There are, and have been, a number of hotels in the Old and New St. John’s area. One of these, the Sarum Hotel, has been a fixture on New St. John’s Road for almost a century.
For the first edition of Jersey Archive’s ‘What’s your town’s story?’ series this year, Senior Archivist Stuart Nicolle delved into its history…
Sarum Hotel Limited bought the property from Florrie Emily Soloman, widow of Francis Bert Spencer, in 1970. Florrie and her husband had themselves bought the Hotel from Edward Boxwin Arthur in 1960.
Arthur was the owner of the Sarum Hotel during the Occupation but before this troubling time began, he is quoted in newspaper articles about the prospects of the summer season for tourists in Jersey.
At that time, the hotel was the local headquarters of the Workers’ Travel Association, which was a group that had been set up in the UK in 1921 by the Trade Unions and the Co-operative Movement to offer organised, affordable overseas travel to working class people.
In March 1940, Arthur told the Evening Post that the Workers’ Travel Association had informed him that a specially chartered plane was due to arrive in Jersey with a full complement of visitors for the Easter holidays and that bookings, both by boat and plane, were coming on very satisfactorily. Numerous enquiries were also being received at the Association’s offices and it was hoped that a regular air charter could be established.
They weren’t to know that a few short months later, the Occupation was to begin.
As it was, Arthur made the decision to evacuate from the Island with his wife, Dorothy Edna. On his application to return to the Island in 1944 it was noted that he was “anxious to take part in the reconstruction of my native island in any capacity”.
Having been vacated, Sarum Hotel was requisitioned by the Germans in November 1940. Requisition orders relating to the hotel show that of items were taken from and transferred to the property so that the occupying soldiers could use them.
The Evening Post reported that Arthur returned to the Island on the mailboat on 24 July 1945 and he began to put appeals in the newspaper asking that silver-plated articles marked Sarum be returned to the hotel.
Arthur had bought Sarum House from George Eason Stolworthy in 1933. He then went on to expand the business by buying Septah House next door in 1937 from Henry Edmund White and Valencia Cottage from George Edward Grant in the same year.
Stolworthy had originally bought Sarum House with his wife, Alice Frances, née Rolland, in 1925.
He was born in London on 27 September 1885 and his wife was born in St. Peter but there are Aliens Registration cards for both of them in the Archive. It seems that he left England from Liverpool in October 1905 on the ship Columbia and was naturalised as an American Citizen on 20 June 1914 in the Southern District of New York.
The couple applied for a US Passport in January 1919 in order to travel back to the UK. The reason on the application form was noted that Alice’s father and brother had died and her mother was unwell.
After their trip to Jersey, they returned to America and appear on the 1920 census in New Jersey. They applied for a passport once again in 1922, by which time George was listed as a Superintendent, in order to visit their parents for a few months.
Evidently their plans changed during their time in the island and they decided to stay. Their Aliens Registration cards note that they moved to 21, New St. John’s Road in March 1925 and then they bought the property from William Charles Jones and Augustine Nouguier, his wife, on 2 May of that year. It’s noted in the contract that the property was also known previously as 3, York Place.
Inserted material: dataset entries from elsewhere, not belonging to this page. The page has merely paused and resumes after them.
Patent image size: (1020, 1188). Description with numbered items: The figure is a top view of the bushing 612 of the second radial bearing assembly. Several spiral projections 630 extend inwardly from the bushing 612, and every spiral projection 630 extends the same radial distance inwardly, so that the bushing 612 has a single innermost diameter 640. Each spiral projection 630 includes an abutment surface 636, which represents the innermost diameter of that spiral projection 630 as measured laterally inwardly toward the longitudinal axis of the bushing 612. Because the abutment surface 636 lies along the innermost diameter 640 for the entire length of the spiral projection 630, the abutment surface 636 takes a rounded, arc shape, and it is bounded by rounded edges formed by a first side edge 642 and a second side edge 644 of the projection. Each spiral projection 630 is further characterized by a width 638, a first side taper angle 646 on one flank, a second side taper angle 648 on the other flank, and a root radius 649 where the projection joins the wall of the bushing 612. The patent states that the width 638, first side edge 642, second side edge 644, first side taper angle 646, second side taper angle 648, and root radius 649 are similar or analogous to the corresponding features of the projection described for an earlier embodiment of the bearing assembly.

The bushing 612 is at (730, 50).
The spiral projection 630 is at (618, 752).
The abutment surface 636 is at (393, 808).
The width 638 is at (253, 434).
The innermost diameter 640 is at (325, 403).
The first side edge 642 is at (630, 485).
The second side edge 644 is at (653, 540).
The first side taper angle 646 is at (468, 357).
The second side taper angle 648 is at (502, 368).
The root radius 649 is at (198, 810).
Stolworthy died during the Occupation in January 1942 at The Limes. His obituary said he was 57 years old and that he was a former proprietor of the Sarum Hotel. It went on to say that he had sold the hotel to Edward Arthur a number of years previously after the death of his wife. He maintained a connection to the business as a guide and sports manager and was very popular with the visitors.
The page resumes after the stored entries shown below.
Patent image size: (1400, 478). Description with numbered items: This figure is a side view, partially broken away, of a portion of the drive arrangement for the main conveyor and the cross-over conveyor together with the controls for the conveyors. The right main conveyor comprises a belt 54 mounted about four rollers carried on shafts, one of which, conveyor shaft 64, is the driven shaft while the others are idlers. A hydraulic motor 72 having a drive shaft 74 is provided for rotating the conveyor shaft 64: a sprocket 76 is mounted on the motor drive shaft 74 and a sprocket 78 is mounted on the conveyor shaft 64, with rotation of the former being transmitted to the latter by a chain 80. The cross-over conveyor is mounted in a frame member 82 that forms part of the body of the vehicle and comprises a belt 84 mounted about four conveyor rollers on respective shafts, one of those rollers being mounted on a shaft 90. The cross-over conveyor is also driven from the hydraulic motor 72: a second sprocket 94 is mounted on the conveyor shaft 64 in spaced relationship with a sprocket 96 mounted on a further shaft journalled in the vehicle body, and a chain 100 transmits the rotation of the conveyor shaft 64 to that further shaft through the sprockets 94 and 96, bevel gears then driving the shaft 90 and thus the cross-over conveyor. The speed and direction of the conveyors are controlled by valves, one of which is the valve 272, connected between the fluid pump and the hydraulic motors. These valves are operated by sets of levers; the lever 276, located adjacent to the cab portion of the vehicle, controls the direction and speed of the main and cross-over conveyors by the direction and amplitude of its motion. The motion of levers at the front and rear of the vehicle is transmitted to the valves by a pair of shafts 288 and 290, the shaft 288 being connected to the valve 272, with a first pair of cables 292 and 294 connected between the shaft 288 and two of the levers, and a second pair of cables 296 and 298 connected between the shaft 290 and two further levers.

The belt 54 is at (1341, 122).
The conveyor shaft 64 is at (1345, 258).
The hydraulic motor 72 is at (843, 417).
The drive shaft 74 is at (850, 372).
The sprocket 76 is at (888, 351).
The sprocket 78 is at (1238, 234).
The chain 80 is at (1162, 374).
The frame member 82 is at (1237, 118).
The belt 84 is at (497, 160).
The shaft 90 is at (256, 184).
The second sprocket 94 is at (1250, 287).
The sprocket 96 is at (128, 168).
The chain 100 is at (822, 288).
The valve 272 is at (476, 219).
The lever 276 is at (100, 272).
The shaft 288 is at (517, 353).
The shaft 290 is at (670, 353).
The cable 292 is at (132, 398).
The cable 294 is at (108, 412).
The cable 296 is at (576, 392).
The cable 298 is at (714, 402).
Pictured: An advert for The Sarum Hotel in a 1960s tourism brochure. (Jersey Heritage)
The three properties – 17, 19 and 21, New St. John’s Road – that were later amalgamated together as the Sarum Hotel started out as a terrace of houses together under the name 1-3, York Place. On 9 June 1855, George Le Gros gave one of the properties to each of his daughters.
Elizabeth Le Gros, wife of Philippe Gabeldu, received 1, York Place; Susanne Le Gros, wife of Jean Pallot received 2, York Place; and Jane Le Gros, wife of Jean Charles Ahier, received number 3. He had received them as the tenant after the bankruptcy of Philippe Deslandes.
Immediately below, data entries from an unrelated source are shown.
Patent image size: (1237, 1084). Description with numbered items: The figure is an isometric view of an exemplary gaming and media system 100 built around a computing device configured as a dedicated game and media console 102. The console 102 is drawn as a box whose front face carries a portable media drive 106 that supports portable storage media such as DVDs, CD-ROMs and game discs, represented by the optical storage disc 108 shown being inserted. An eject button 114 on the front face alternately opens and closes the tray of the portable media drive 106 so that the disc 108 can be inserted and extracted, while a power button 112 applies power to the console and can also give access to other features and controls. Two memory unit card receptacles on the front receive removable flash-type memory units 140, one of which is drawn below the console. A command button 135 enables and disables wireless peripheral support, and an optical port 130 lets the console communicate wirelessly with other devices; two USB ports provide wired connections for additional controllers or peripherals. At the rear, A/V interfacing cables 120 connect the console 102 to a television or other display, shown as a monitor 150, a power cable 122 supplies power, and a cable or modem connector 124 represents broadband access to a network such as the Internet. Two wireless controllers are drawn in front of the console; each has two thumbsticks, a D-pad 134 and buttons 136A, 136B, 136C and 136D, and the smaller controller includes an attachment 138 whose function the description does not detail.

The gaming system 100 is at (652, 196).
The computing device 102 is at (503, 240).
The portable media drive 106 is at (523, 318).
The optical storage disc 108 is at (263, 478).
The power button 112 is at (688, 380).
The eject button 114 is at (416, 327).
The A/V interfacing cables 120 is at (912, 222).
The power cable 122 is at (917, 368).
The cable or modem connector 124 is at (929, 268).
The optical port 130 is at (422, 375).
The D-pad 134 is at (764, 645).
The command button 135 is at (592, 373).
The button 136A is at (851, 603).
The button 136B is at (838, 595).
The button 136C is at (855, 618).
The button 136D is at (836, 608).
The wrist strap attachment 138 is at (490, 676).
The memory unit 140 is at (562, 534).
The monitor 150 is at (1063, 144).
It's not entirely clear when the houses were originally built but they appear on the Le Gros Map of 1834 and 3, York Place is mentioned as being occupied by a surgeon, John Paddock, in a Fire Insurance Register dated 1831.
Jersey’s Heritage’s new series of ‘What’s Your Town’s Story?’ (WYTS) monthly talks begins this weekend with a look at the history of Old and New St. John’s Road.
The series follows on from last year’s popular WYTS programme, which focused on tales about the centre of St. Helier.
Having barely scratched the surface of the stories available, the Jersey Archive team who research the talks are now looking at areas on the outskirts of Town.
The first talk is taking place at 10:00 this Saturday (19 March 2022) at Jersey Archive.